Thursday's first T20I in Pallekele against Sri Lanka, that cumbersome pace was in full show, despite a platform being laid in the Powerplay.
Parvez Hossain Emon and Tanzid Hasan Tamim ensured that Bangladesh got off to a good start in the Powerplay, finishing the first six overs at 54 for one, on a surface where more fireworks were expected.
At the end of the 16th over, Bangladesh were 116 for four, meaning only 62 runs were added in those 10 overs in the middle. They lost three more wickets with that approach – one perhaps of comfort but not determination. They ended the innings with five wickets still in the bag and the likes of Rishad Hossain and Mohammad Saifuddin not getting a bat.
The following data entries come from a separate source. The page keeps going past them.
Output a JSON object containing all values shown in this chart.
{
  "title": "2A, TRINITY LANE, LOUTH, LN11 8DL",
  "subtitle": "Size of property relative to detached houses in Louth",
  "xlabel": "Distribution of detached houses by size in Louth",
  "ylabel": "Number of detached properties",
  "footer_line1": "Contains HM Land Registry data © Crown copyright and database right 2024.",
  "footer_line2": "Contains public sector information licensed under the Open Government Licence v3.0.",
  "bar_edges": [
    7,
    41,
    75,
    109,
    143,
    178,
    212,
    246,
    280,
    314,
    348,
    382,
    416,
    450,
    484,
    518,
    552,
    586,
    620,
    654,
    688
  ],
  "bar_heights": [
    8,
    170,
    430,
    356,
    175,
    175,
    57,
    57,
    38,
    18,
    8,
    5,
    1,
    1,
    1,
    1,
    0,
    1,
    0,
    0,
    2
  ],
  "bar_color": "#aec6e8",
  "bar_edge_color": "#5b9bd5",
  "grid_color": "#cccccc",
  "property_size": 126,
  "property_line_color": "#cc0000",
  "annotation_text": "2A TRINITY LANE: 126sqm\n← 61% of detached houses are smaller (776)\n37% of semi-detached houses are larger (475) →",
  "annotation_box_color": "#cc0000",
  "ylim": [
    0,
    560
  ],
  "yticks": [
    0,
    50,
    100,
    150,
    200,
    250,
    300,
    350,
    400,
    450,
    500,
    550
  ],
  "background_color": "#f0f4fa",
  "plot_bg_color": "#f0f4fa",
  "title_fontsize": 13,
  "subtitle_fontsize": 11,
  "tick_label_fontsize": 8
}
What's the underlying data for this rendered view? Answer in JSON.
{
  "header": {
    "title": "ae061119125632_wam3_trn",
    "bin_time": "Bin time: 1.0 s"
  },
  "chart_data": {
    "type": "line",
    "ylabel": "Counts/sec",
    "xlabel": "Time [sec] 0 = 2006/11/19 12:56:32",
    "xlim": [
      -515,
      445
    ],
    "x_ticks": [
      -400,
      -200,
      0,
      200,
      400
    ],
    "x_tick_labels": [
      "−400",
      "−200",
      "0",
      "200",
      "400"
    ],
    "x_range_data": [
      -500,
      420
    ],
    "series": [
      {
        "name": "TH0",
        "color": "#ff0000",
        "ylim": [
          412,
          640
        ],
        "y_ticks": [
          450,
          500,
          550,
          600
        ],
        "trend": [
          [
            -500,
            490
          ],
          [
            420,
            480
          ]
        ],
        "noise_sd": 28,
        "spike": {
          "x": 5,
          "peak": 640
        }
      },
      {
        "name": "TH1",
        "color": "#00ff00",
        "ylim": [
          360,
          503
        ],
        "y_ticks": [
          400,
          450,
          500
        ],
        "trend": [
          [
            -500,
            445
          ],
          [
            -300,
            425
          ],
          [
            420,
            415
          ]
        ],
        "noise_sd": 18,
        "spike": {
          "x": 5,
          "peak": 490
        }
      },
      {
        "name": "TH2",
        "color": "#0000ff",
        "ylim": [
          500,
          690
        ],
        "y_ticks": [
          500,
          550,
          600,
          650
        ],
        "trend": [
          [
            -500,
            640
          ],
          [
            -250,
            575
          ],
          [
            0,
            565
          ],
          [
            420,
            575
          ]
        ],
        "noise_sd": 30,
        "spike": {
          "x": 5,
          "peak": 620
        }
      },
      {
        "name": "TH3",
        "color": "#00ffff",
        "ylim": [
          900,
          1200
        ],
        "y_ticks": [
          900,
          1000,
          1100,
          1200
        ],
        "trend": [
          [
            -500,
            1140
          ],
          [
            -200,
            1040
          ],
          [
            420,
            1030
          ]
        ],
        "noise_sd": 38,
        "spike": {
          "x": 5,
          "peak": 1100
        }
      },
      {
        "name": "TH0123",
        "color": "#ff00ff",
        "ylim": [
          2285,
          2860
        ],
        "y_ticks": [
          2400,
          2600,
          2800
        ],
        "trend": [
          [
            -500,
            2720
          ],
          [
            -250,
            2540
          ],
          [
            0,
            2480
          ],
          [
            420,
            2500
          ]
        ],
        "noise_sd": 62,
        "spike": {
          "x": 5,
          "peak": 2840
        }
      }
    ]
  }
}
What happened in the middle overs?
Skipper Litton Das fell to a googly after an 11-ball 6. Emon, having plundered 38 off 22, perished to scoreboard pressure and then Tawhid Hridoy and Mohammad Naim eked out a 22-run partnership off 23 deliveries.
Naim, who, according to selectors, has reinvented himself, was asked to play a curious No. 4 role, possibly due to Jaker Ali's reported injury.
Naim stayed around for 29 deliveries, in fact finishing the innings. He found only two boundaries in his innings. A six in the 10th over was followed by a scooped four in the 17th over. In between, he had played 15 deliveries. He ended on a 29-ball 32, having played almost quarter of the team's deliveries.
Even when he got going with a six in the 10th over, it was the first boundary in 27 deliveries for Bangladesh since that Powerplay burst, an exhibit of how to not approach T20 batting.
Mehidy Miraz and Naim's stand of 46 from 36 did not altogether put the sail on the Bangladesh innings. It was courtesy of Shamim Hossain's five-ball 14 that Bangladesh reached 154 for five.
The batting approach questions the batting plan altogether. Was the fear of collapse so great that in the end staying at the crease and doing the bare minimum was considered to be a better ploy?
Naim, who between 2019 and 2022, had played 35 matches as opener, had batted at a strike-rate of 103.2, scoring 815 runs. His strike-rate was 56th worst in that period among openers who played at least 30 matches. It played a significant hand in him being dropped from T20Is.
On his return, a No. 4 role for an opener was always a tough ask. But in his approach, Naim brought back the same tendencies that were evident during that 2019-2022 period.
Even in middle-overs, T20I teams look to extend their advantage from Powerplay. Bangladesh's middle-overs sloth, with contribution from Litton, Hridoy, Naim and Miraz, mired in mystery.